Wild at Heart


Mt. Adams, in the Cascades. Photo by Pugetopolis, Wikimedia

September is here, and the first of the month is when we would normally be publishing the fifth edition of CJSM for 2015.  But ‘things’ are a little special this time around.

We’re publishing on 9/9/15 this year, after the Labor Day weekend in the USA has passed.  And we’re not just ‘publishing,’ we are ‘co-publishing’:  along with Wilderness and Environmental Medicine (WEM), the official journal of the Wilderness Medical Society (WMS), we are producing a themed issue on the pre-participation evaluation of adventure and wilderness athletes.

And so, while President Obama is making his own mountain news with the change of a name, we’ll be looking to make a mark in the media and social media with this special wilderness issue (perhaps not as big — @POTUS has almost 4 million followers on Twitter).

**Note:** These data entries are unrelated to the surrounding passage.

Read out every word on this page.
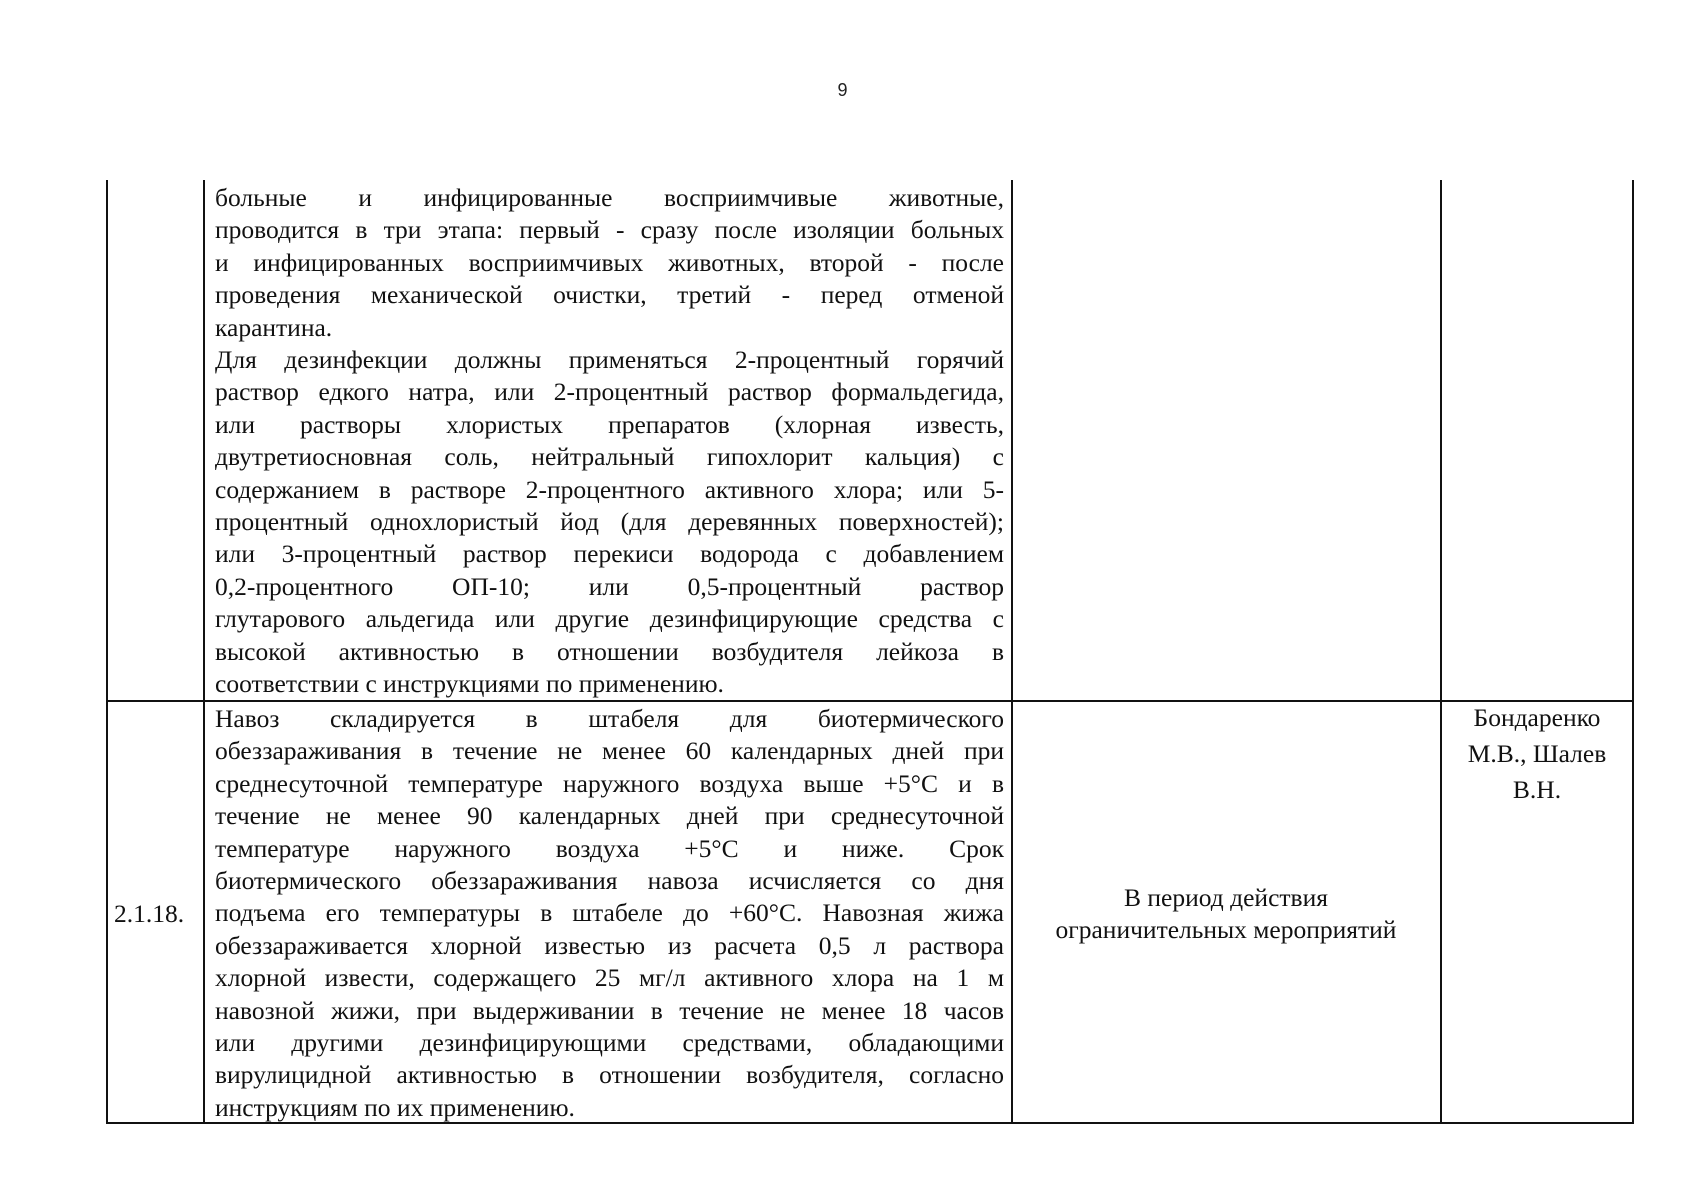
9
больные и инфицированные восприимчивые животные,
проводится в три этапа: первый - сразу после изоляции больных
и инфицированных восприимчивых животных, второй - после
проведения механической очистки, третий - перед отменой
карантина.
Для дезинфекции должны применяться 2-процентный горячий
раствор едкого натра, или 2-процентный раствор формальдегида,
или растворы хлористых препаратов (хлорная известь,
двутретиосновная соль, нейтральный гипохлорит кальция) с
содержанием в растворе 2-процентного активного хлора; или 5-
процентный однохлористый йод (для деревянных поверхностей);
или 3-процентный раствор перекиси водорода с добавлением
0,2-процентного ОП-10; или 0,5-процентный раствор
глутарового альдегида или другие дезинфицирующие средства с
высокой активностью в отношении возбудителя лейкоза в
соответствии с инструкциями по применению.
2.1.18.
Навоз складируется в штабеля для биотермического
обеззараживания в течение не менее 60 календарных дней при
среднесуточной температуре наружного воздуха выше +5°С и в
течение не менее 90 календарных дней при среднесуточной
температуре наружного воздуха +5°С и ниже. Срок
биотермического обеззараживания навоза исчисляется со дня
подъема его температуры в штабеле до +60°С. Навозная жижа
обеззараживается хлорной известью из расчета 0,5 л раствора
хлорной извести, содержащего 25 мг/л активного хлора на 1 м
навозной жижи, при выдерживании в течение не менее 18 часов
или другими дезинфицирующими средствами, обладающими
вирулицидной активностью в отношении возбудителя, согласно
инструкциям по их применению.
В период действия
ограничительных мероприятий
Бондаренко
М.В., Шалев
В.Н.
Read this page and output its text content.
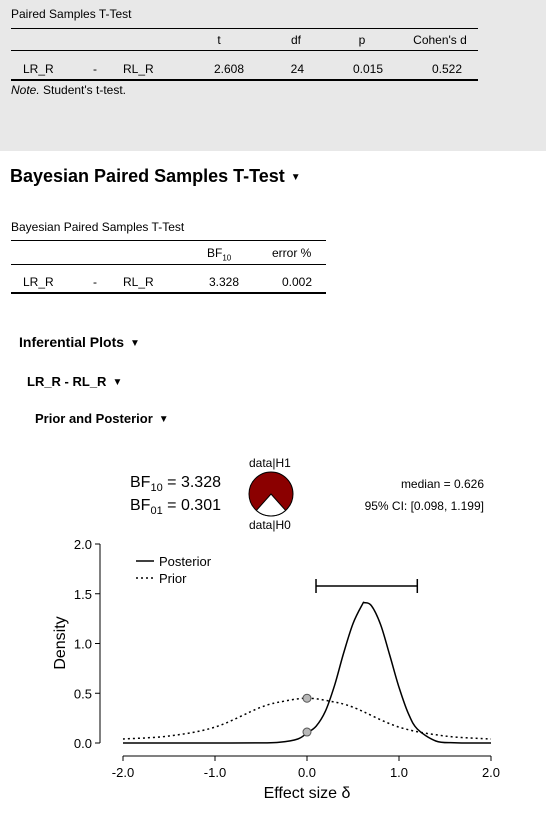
Paired Samples T-Test
t	df	p	Cohen's d
LR_R	- RL_R	2.608	24	0.015	0.522
Note. Student's t-test.
Bayesian Paired Samples T-Test ▼
Bayesian Paired Samples T-Test
$BF_{10}$	error %
LR_R	- RL_R	3.328	0.002
Inferential Plots ▼
LR_R - RL_R ▼
Prior and Posterior ▼
$BF_{10} = 3.328$
$BF_{01} = 0.301$
data|H1
data|H0
median = 0.626
95% CI: [0.098, 1.199]
0.0
0.5
1.0
1.5
2.0
Density
-2.0	-1.0	0.0	1.0	2.0
Effect size δ
Posterior
Prior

We publish research relevant to this world of adventure/wilderness medicine frequently.  In the blog, in the last year, I have written about ‘High Altitude Medicine,’ risk factors for Acute Mountain Sickness (AMS) , and the Badwater 135, the ultra-marathon run through Death Valley in the summer time. In the journal, we have recently published the Canadian Academy of Sport and Exercise Medicine (CASEM) Position Statement on High Altitude Medicine; original research on the renal function of runners participating in an Ultra-Distance Mountain run; and multiple case studies involving adventure athletes, including this interesting one on the ‘heel-hook’ rock climbing maneuver, creating a specific pattern of knee injury.

What is so special about the September 2015 issue is that members of the American Medical Society for Sports Medicine (AMSSM) and the WMS collaborated on the project–the editors and individual authors were members of either or both AMSSM and WMS.  And the final product–a series of articles focused on primary injury prevention and pre-participation evaluation of this special type of athlete–is being co-published by WEM and CJSM.  It’s the culmination of a process nearly two years old, and took the effort of a great many people to put into production.

We have planned several posts and a podcast to highlight various aspects of the new issue.  You’ll be hearing a lot about it, here on the blog and on our social media feeds. You’ll here about it in this podcast too!   And, most importantly, we hope you visit cjsportmed.com to read the issue itself.

Let the adventure begin……

Going Higher: Risk Factors for Acute Mountain Sickness

In a recent post on this blog, we looked at the Canadian Academy of Sport and Exercise Medicine Position Statement:  Athletes at High Altitude.

Turns out, we’re not ready to get out of the mountains quite yet.


3310 meters high in Taiwan: Jiaming Lake

Among the many features of CJSM I have come to appreciate as a reader, a reviewer, an author, and now as an editor is our ‘Published Ahead of Print’  (PAP) section.  Articles that CJSM publishes ahead of print have gone through peer review and been accepted for publication; there may still be some final changes to the paper prior to full print publication.  PAP represents just one of the initiatives we make in keeping with our commitment to getting high-quality, peer-reviewed, clinically relevant publications disseminated as quickly as possible.

One of our most recent PAP offerings comes to you from a group primarily comprised of emergency medicine physicians from Taiwan:  Hsu T, Weng Y, Chiu Y, et al. have published an interesting study on the Rate of Ascent and Acute Mountain Sickness at High Altitude.

The authors share their results from a study conducted during an ascent in Yushan National Park, Taiwan.  In a prospective, non-randomized study design, the authors followed two groups of trekkers up to Jiaming Lake to ascertain whether rate of ascent, as they hypothesized, was related to onset of acute mountain sickness (AMS).  91 young adults chose one of two routes up and down a mountain:  43 chose a ‘fast ascent’ approach (going 8.4 km from 2370m to 3350m in one day) and 48 chose a ‘slow ascent’ approach (covering this distance in two days).  Significantly, given the groups were non-randomized, the authors looked at possible confounders which were not equally distributed among the participants and found statistically significant differences in history of alcohol consumption (more common in ‘fast ascent’–maybe higher rates of risk taking?!) and climbing experience above 3000 m (more common in the fast ascent group).  Otherwise, the groups were well matched by BMI, age, gender, smoking status, etc.